А мне приходилось отвечать:
«Борется главным образом Рыжова».
«Что же, вы перепоручили этой девочке доказывать своим ровесникам, что аттестат не простая бумажка, даже если не идешь в институт?»
«Нет, она доказывает им другое».
«Конечно, что алгебра интересна сама по себе?»
«Что стыдно просить милостыню, когда можешь работать».
Людмила Ильинична смотрит, словно споткнувшись о мои слова:
«Это что-то слишком мудрено для меня».
Выражение лица у нее становится напряженно-обиженным. Может быть, ей кажется: я намекаю на Милочку. Я специально хочу унизить Милочку, противопоставляя Милочке Рыжову. Говорить дальше с Людмилой Ильиничной трудно, тем более я не знаю точно, так ли уж мне не хочется противопоставить Милочке Рыжову.
«Слишком это мудрено для меня, — повторяет Людмила Ильинична. — И потом, вы открываете чересчур широкий доступ самотеку».

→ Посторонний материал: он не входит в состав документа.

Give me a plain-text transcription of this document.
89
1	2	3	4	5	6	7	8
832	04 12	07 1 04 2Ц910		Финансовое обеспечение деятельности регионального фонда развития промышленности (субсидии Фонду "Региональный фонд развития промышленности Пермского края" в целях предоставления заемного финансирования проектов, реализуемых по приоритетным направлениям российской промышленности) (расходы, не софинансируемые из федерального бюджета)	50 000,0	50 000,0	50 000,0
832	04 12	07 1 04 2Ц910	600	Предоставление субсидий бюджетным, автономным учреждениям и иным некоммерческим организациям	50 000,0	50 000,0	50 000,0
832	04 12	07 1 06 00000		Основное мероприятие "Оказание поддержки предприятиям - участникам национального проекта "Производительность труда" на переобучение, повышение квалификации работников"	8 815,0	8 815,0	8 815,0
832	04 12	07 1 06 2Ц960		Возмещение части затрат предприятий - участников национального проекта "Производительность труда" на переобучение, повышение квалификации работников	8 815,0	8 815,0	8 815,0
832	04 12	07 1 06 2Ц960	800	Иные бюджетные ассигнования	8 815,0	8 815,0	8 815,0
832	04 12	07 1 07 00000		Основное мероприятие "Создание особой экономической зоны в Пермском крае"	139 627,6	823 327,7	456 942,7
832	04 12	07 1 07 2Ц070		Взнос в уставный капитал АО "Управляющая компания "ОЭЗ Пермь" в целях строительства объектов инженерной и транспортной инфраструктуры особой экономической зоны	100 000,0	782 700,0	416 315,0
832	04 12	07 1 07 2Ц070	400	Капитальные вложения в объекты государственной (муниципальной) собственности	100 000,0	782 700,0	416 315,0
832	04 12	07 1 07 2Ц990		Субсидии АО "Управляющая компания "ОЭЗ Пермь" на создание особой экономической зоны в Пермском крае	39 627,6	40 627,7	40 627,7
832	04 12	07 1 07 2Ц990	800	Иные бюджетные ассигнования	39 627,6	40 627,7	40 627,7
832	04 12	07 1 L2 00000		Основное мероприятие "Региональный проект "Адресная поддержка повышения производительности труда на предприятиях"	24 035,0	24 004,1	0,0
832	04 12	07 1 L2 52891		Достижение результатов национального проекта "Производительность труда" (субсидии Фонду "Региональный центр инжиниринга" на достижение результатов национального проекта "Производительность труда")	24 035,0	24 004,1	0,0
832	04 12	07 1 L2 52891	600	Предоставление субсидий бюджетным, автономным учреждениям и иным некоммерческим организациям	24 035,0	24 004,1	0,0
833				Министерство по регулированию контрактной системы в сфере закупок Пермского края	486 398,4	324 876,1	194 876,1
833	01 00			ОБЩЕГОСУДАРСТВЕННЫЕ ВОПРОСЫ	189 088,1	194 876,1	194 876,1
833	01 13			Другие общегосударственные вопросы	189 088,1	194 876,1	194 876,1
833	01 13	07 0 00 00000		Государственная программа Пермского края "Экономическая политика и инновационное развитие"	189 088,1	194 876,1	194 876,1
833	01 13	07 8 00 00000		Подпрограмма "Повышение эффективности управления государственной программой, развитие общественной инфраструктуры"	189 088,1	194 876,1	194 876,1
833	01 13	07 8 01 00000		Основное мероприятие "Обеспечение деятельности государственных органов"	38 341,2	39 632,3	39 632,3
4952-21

Людмила Ильинична ничего не любит пускать на самотек. Всю жизнь она то с трибуны, то из-за учительского стола своим четким и каким-то очень определенным голосом проповедует:
«Надо учиться, Гинзбург, а не рассуждать: попаду в институт, не попаду в институт».
«В институт приводят знания, всякие другие пути в наше время исключены, Семинос».
«Комсомольцы в тайге, в палатках спят, а вы на субботнике работаете, будто боитесь лишний кирпич поднять».
«Не грех и на заводе остаться, государство отблагодарить».
Все правильно: не грех.
Но вот надо в рамки этих правил втиснуть собственную дочь. А Милочка не втискивается. Она трется своей золотой головкой о жесткое плечо. О плечо, до сих пор, наперекор веяниям, закованное в чесучу и габардин. И побеждает: плечо никнет. Оказывается, оно принадлежит не только завучу средней школы № 2, но и немолодой уже женщине, матери…
И немолодая уже, умная женщина начинает заниматься тем, чем занимаются очень многие: она ищет, как бы доказать себе и людям, что ее Милочка, ее дочка, в общем-то, исключение и склонению по правилам не подлежит.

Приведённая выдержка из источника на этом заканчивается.